10-) Çevre ve Şehircilik Bakanlığı’nın ruhsat vermesi Adalar Belediyesi’nin kendi ilçesinde yapılan inşaatları kontrol için sorumluluklarını ortadan kaldırmakta mıdır ?
11-)Adalar Belediyesi kendi sorumluluk alanındaki inşaat işlerini neden/ne uğruna takip etmemekte yasa dışı denizleri doldurmasına müsaade etmektedir?
12-) Adalar Belediyesi, ilçesindeki inşaat yapanların yürürlükteki kanunlara uygun çalışıp çalışmadıklarının kontrolünü yalnızca sade vatandaşlar ile bağış yapmayanlar için mi uygulamaktadır?
14-) 08/08/2015 tarihli “Yaslı Adadan Yamyassı Adaya” isimli yazımızda Yassıada’da yapılan deniz gaspını ve sahil yağmalanmasını Adalar Belediye Başkanına ”Adalar Belediyesi’nce Adalar Cumhuriyet Başsavcığı’na “suç duyurusu” yapılmış mıdır?
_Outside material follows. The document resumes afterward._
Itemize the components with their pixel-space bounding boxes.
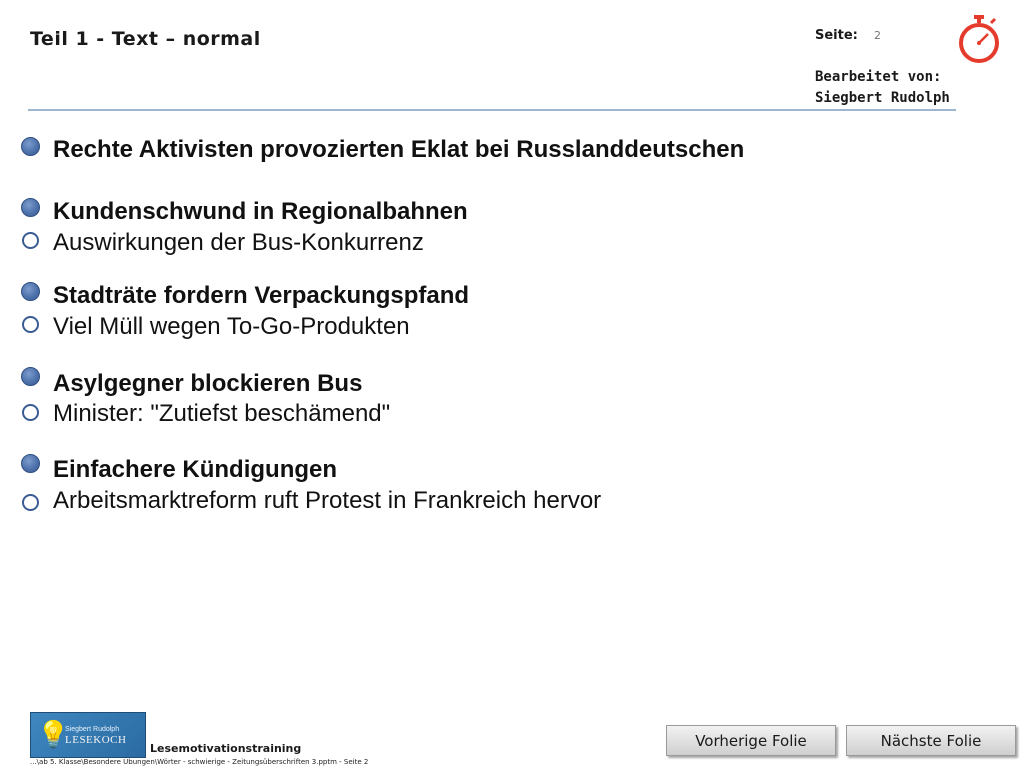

Yoksa gerekçesi nedir?” diye sormuştuk ve her zamanki gibi suskunlukları koruyup gazetemizi nasıl sustururuz çevrenizdekilere gazetemiz hakkında suç duyurusu nasıl yaparızın peşine düşmüştür. Biz Atilla AYTAÇ’a nasıl susacağımızı buradan bir kez daha söylüyoruz. Kamunun yararına olan her işinizin arkasındayız. Ancak gelecek kuşaklara çamur deryası bırakacak her türlü inşaatında karşısında olduk olmaya da devam edeceğiz. Sizler sorumluluklarınızın gereğini yapar kişisel kazanımlarınızı düşünmeden kamu menfaatini gözeterek görevinizi yapar iseniz bu gazete sizin yaptığınız güzel işler için sizleri övmesini de bilir.
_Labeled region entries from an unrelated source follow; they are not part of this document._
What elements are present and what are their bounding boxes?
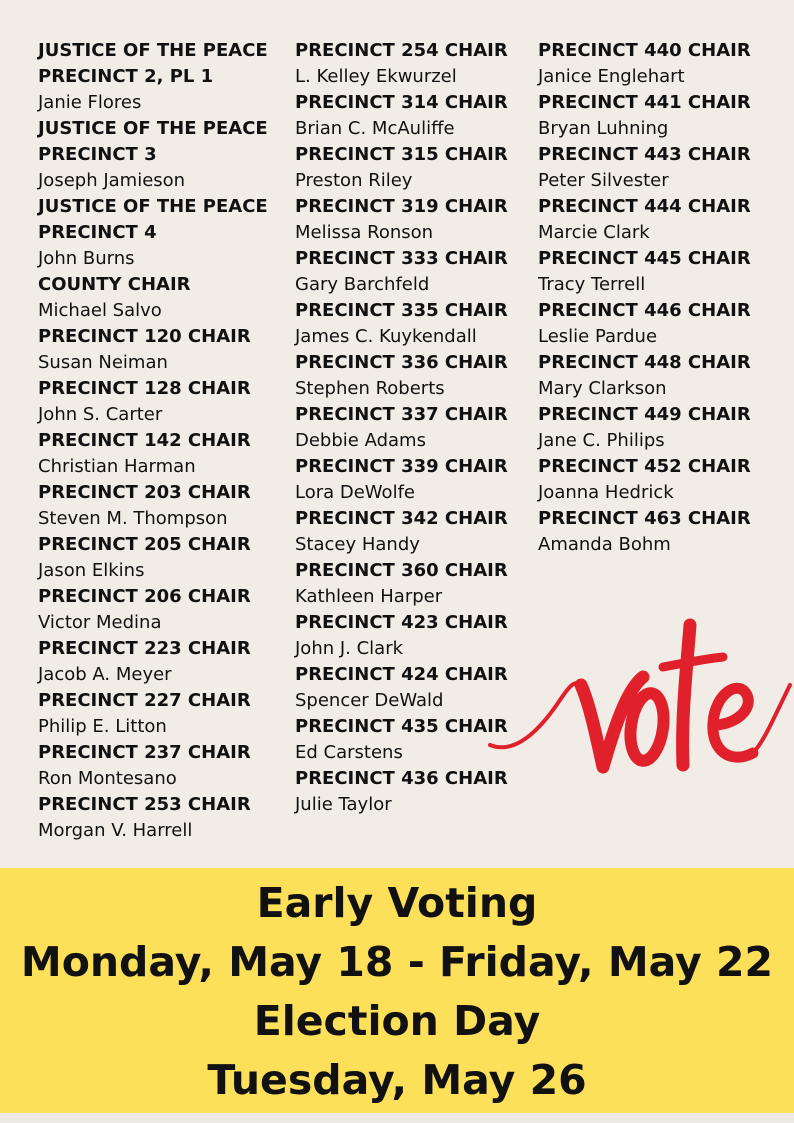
office-heading: PRECINCT 342 CHAIR bbox=[295, 508, 508, 529]
office-heading: PRECINCT 443 CHAIR bbox=[538, 144, 751, 165]
office-heading: PRECINCT 254 CHAIR bbox=[295, 40, 508, 61]
office-heading: PRECINCT 4 bbox=[38, 222, 157, 243]
office-heading: PRECINCT 339 CHAIR bbox=[295, 456, 508, 477]
office-heading: PRECINCT 441 CHAIR bbox=[538, 92, 751, 113]
candidate-name: Michael Salvo bbox=[38, 300, 162, 321]
candidate-name: Joseph Jamieson bbox=[38, 170, 186, 191]
candidate-name: Peter Silvester bbox=[538, 170, 669, 191]
office-heading: PRECINCT 253 CHAIR bbox=[38, 794, 251, 815]
office-heading: PRECINCT 223 CHAIR bbox=[38, 638, 251, 659]
office-heading: PRECINCT 440 CHAIR bbox=[538, 40, 751, 61]
office-heading: PRECINCT 449 CHAIR bbox=[538, 404, 751, 425]
office-heading: PRECINCT 448 CHAIR bbox=[538, 352, 751, 373]
banner-early-voting: Early Voting bbox=[256, 879, 538, 927]
candidate-name: Mary Clarkson bbox=[538, 378, 667, 399]
office-heading: PRECINCT 337 CHAIR bbox=[295, 404, 508, 425]
office-heading: PRECINCT 423 CHAIR bbox=[295, 612, 508, 633]
candidate-name: Jason Elkins bbox=[38, 560, 145, 581]
candidate-name: Christian Harman bbox=[38, 456, 196, 477]
early-voting-banner bbox=[0, 868, 794, 1113]
office-heading: PRECINCT 336 CHAIR bbox=[295, 352, 508, 373]
candidate-name: Leslie Pardue bbox=[538, 326, 658, 347]
candidate-name: Stacey Handy bbox=[295, 534, 420, 555]
candidate-name: Victor Medina bbox=[38, 612, 162, 633]
candidate-name: Debbie Adams bbox=[295, 430, 426, 451]
candidate-name: John Burns bbox=[38, 248, 135, 269]
office-heading: PRECINCT 237 CHAIR bbox=[38, 742, 251, 763]
office-heading: COUNTY CHAIR bbox=[38, 274, 191, 295]
office-heading: PRECINCT 2, PL 1 bbox=[38, 66, 214, 87]
candidate-name: Melissa Ronson bbox=[295, 222, 434, 243]
office-heading: PRECINCT 3 bbox=[38, 144, 157, 165]
office-heading: PRECINCT 463 CHAIR bbox=[538, 508, 751, 529]
office-heading: PRECINCT 436 CHAIR bbox=[295, 768, 508, 789]
candidate-name: Susan Neiman bbox=[38, 352, 168, 373]
vote-script-graphic bbox=[485, 605, 794, 790]
candidate-name: Jane C. Philips bbox=[538, 430, 665, 451]
column-3 bbox=[538, 38, 751, 558]
office-heading: PRECINCT 319 CHAIR bbox=[295, 196, 508, 217]
candidate-name: Janie Flores bbox=[38, 92, 142, 113]
office-heading: PRECINCT 335 CHAIR bbox=[295, 300, 508, 321]
candidate-name: Spencer DeWald bbox=[295, 690, 444, 711]
candidate-name: Julie Taylor bbox=[295, 794, 392, 815]
candidate-name: Brian C. McAuliffe bbox=[295, 118, 455, 139]
candidate-name: Morgan V. Harrell bbox=[38, 820, 193, 841]
office-heading: JUSTICE OF THE PEACE bbox=[38, 40, 268, 61]
office-heading: PRECINCT 360 CHAIR bbox=[295, 560, 508, 581]
candidate-name: Bryan Luhning bbox=[538, 118, 669, 139]
candidate-name: James C. Kuykendall bbox=[295, 326, 477, 347]
office-heading: JUSTICE OF THE PEACE bbox=[38, 196, 268, 217]
office-heading: PRECINCT 333 CHAIR bbox=[295, 248, 508, 269]
candidate-name: Tracy Terrell bbox=[538, 274, 646, 295]
office-heading: PRECINCT 120 CHAIR bbox=[38, 326, 251, 347]
office-heading: PRECINCT 206 CHAIR bbox=[38, 586, 251, 607]
candidate-name: John J. Clark bbox=[295, 638, 404, 659]
candidate-name: Lora DeWolfe bbox=[295, 482, 415, 503]
candidate-name: Kathleen Harper bbox=[295, 586, 443, 607]
office-heading: PRECINCT 424 CHAIR bbox=[295, 664, 508, 685]
candidate-name: Ron Montesano bbox=[38, 768, 177, 789]
office-heading: PRECINCT 315 CHAIR bbox=[295, 144, 508, 165]
candidate-name: Marcie Clark bbox=[538, 222, 650, 243]
office-heading: PRECINCT 314 CHAIR bbox=[295, 92, 508, 113]
column-2 bbox=[295, 38, 508, 818]
candidate-name: Stephen Roberts bbox=[295, 378, 445, 399]
candidate-name: Gary Barchfeld bbox=[295, 274, 430, 295]
office-heading: PRECINCT 435 CHAIR bbox=[295, 716, 508, 737]
office-heading: PRECINCT 445 CHAIR bbox=[538, 248, 751, 269]
banner-election-day-date: Tuesday, May 26 bbox=[207, 1056, 587, 1104]
candidate-name: Philip E. Litton bbox=[38, 716, 167, 737]
candidate-name: Preston Riley bbox=[295, 170, 413, 191]
candidate-name: Joanna Hedrick bbox=[538, 482, 674, 503]
column-1 bbox=[38, 38, 268, 844]
office-heading: PRECINCT 205 CHAIR bbox=[38, 534, 251, 555]
office-heading: PRECINCT 444 CHAIR bbox=[538, 196, 751, 217]
office-heading: JUSTICE OF THE PEACE bbox=[38, 118, 268, 139]
candidate-name: Ed Carstens bbox=[295, 742, 403, 763]
candidate-name: L. Kelley Ekwurzel bbox=[295, 66, 457, 87]
office-heading: PRECINCT 128 CHAIR bbox=[38, 378, 251, 399]
candidate-name: John S. Carter bbox=[38, 404, 163, 425]
office-heading: PRECINCT 142 CHAIR bbox=[38, 430, 251, 451]
candidate-name: Janice Englehart bbox=[538, 66, 685, 87]
candidate-name: Jacob A. Meyer bbox=[38, 664, 172, 685]
office-heading: PRECINCT 452 CHAIR bbox=[538, 456, 751, 477]
candidate-name: Amanda Bohm bbox=[538, 534, 671, 555]
bottom-strip bbox=[0, 1113, 794, 1123]
office-heading: PRECINCT 227 CHAIR bbox=[38, 690, 251, 711]
office-heading: PRECINCT 446 CHAIR bbox=[538, 300, 751, 321]
banner-election-day: Election Day bbox=[253, 997, 541, 1045]
banner-early-voting-dates: Monday, May 18 - Friday, May 22 bbox=[20, 938, 774, 986]
office-heading: PRECINCT 203 CHAIR bbox=[38, 482, 251, 503]
candidate-name: Steven M. Thompson bbox=[38, 508, 228, 529]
Yukarıdaki soruları çoğalmak mümkün. Ama her zamanki gibi cevap veren sorumlu yetkili bir şahıs ortaya çıkıp bu iddialar için açıklama yapmaz/yapamaz. İddialar çok vahim. Yabana atılacak cinsten değil ama her zamanki gibi resmi makamlarda sessizlik hüküm sürecek ve biz buradan Adalar İlçesini en güzel biz yönetiriz diye koltuğa oturanlara sesleneceğiz.
“ORDA KİMSE VARMI ??????”
Yok mu? Burdan bakılınca da öyle gözüküyor zaten.